December 28, 2008

Cute, Technically

One of the highlights of my Christmas was getting to see my little cousins (they're actually young enough to be my nieces and nephews and are technically my step-cousins, but that's beyond the point). It's impossible to look at them and not love them. They just light up the room.

This got me thinking: what is it about kids that make them so cute? I remembered from my M.Ed. courses that this has been studied scientifically. Indeed, "cuteness" can actually be predicted and measured based on the following traits (pdf):

  • Small body size with a disproportionately large head

  • Large eyes

  • A pleasantly fair, though not necessarily small nose

  • Dimples

  • Round and softer body features

  • Playfulness

  • Fragility

  • Helplessness

  • Curiosity

  • Innocense

  • Affectionate behavior

That makes sense. The kids in my family whom everyone thinks are so cute have all of these traits. Paul Graham has argued that cuteness in children has many advantages:

It's not surprising we'd have an inborn desire to love and protect helpless creatures, considering human offspring are so helpless for so long. Without the helplessness that makes kids cute, they'd be very annoying. They'd merely seem like incompetent adults.

From Wikipedia:

Konrad Lorenz argued in 1949 that infantile features triggered nurturing responses in adults and that this was an evolutionary adaptation which helped ensure that adults cared for their children, ultimately securing the survival of the species. As evidence, Lorenz noted that humans react more positively to animals that resemble infants – with big eyes, big heads, shorted noses, etc – than to animals that do not.
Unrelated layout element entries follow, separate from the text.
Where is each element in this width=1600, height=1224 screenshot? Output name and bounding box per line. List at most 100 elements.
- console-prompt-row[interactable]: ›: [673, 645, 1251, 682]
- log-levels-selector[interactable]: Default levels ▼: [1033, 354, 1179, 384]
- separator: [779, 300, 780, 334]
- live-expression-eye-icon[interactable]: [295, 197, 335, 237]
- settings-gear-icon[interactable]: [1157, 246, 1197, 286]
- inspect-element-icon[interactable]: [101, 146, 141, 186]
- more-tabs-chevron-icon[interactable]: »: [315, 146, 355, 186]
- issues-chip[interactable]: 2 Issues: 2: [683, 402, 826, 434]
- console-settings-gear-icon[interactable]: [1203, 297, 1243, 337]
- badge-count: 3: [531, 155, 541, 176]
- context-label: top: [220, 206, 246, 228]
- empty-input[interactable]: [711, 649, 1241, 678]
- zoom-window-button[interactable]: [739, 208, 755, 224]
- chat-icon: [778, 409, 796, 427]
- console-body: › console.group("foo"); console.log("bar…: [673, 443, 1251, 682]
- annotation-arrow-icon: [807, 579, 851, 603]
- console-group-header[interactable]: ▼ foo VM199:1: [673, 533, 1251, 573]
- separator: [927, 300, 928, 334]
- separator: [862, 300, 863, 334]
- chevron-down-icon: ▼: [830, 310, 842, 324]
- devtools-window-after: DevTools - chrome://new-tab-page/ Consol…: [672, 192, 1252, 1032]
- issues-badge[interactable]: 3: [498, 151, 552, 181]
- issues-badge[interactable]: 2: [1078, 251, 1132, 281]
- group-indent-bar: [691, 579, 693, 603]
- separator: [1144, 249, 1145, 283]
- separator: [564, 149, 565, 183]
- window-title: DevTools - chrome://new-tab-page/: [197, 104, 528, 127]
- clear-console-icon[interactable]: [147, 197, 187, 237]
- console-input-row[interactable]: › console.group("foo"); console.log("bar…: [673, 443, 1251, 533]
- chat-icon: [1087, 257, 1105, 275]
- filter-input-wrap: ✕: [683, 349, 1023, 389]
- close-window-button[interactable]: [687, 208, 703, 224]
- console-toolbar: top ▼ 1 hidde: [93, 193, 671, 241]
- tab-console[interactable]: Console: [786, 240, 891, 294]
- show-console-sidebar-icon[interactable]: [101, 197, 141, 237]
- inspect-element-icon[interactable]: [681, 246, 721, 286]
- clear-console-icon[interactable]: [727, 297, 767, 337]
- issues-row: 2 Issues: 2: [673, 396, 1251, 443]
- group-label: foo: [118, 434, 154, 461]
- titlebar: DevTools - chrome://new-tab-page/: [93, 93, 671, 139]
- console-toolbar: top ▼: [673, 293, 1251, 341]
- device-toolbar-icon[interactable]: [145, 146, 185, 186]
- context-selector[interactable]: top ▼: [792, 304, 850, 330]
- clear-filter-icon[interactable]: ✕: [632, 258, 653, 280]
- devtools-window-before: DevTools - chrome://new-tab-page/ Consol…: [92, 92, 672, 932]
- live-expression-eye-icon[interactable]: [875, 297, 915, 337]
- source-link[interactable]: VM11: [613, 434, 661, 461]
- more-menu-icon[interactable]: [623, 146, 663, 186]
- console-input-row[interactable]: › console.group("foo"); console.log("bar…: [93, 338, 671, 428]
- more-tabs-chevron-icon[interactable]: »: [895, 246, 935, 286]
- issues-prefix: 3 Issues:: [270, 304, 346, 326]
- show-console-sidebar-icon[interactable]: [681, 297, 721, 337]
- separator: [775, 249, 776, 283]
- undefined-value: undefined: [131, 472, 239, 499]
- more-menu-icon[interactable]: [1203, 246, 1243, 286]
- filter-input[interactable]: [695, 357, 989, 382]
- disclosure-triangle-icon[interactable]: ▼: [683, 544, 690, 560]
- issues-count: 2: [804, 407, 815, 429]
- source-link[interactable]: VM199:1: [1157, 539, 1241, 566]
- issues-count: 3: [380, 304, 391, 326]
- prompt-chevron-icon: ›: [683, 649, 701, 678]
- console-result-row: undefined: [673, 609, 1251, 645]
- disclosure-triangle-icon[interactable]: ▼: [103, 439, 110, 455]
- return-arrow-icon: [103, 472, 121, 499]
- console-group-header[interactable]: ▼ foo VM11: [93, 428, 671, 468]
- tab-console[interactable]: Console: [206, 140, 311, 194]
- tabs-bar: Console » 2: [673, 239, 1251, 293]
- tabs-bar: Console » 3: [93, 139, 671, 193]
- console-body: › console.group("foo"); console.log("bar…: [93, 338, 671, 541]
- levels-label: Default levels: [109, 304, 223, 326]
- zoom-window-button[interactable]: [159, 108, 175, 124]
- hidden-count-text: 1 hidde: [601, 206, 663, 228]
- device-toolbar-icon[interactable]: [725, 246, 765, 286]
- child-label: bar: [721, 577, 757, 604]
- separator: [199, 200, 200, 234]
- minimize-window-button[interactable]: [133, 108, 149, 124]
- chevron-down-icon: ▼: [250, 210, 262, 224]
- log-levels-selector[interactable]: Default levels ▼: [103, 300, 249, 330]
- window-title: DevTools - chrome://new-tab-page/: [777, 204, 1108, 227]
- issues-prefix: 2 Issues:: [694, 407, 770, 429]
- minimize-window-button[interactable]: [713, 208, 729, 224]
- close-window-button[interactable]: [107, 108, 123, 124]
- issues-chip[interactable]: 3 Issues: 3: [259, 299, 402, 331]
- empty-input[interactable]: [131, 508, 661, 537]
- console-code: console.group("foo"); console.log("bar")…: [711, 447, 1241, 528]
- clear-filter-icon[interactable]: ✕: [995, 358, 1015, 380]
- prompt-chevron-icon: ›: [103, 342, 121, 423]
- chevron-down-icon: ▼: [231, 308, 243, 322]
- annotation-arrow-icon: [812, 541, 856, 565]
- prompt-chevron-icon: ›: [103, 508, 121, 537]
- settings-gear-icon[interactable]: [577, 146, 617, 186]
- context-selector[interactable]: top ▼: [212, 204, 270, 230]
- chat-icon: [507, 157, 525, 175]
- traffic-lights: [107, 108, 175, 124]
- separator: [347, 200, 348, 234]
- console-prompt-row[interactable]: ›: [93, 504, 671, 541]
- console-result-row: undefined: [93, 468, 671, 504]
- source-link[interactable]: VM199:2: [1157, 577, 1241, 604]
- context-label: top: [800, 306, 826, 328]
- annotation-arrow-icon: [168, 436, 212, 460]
Does this seem like circular logic to you? Lorenz is saying this: the reason kids are cute is that they possess traits which we find cute. Although that thing about the animals is interesting.
OK, so this post is only tangentially related to teaching. It's more of an excuse for me to be that annoying guy who just talks about his own family and brag about how cute they are. It doesn't have anything to do with my job at all, since the students have grown from cute and innocent kids to ungainly and awkward teenagers by the time I see them at the high school (although one could argue that they do have disproportionately large heads. Ha ha). But we're all in the business of working with kids and this might change the way you see "cuteness".

Cute kids usually trigger an affectionate emotional response in adults. Looking at cuteness scientifically gives you a totally different perspective. It's a simple cause-effect relationship. If an organism possesses "cute" traits, the adult will respond positively because we're biologically hard-wired to do so. There's really nothing magical about it. "Cute" is a survival mechanism. (Except MY little cousins really ARE cute! Sorry.)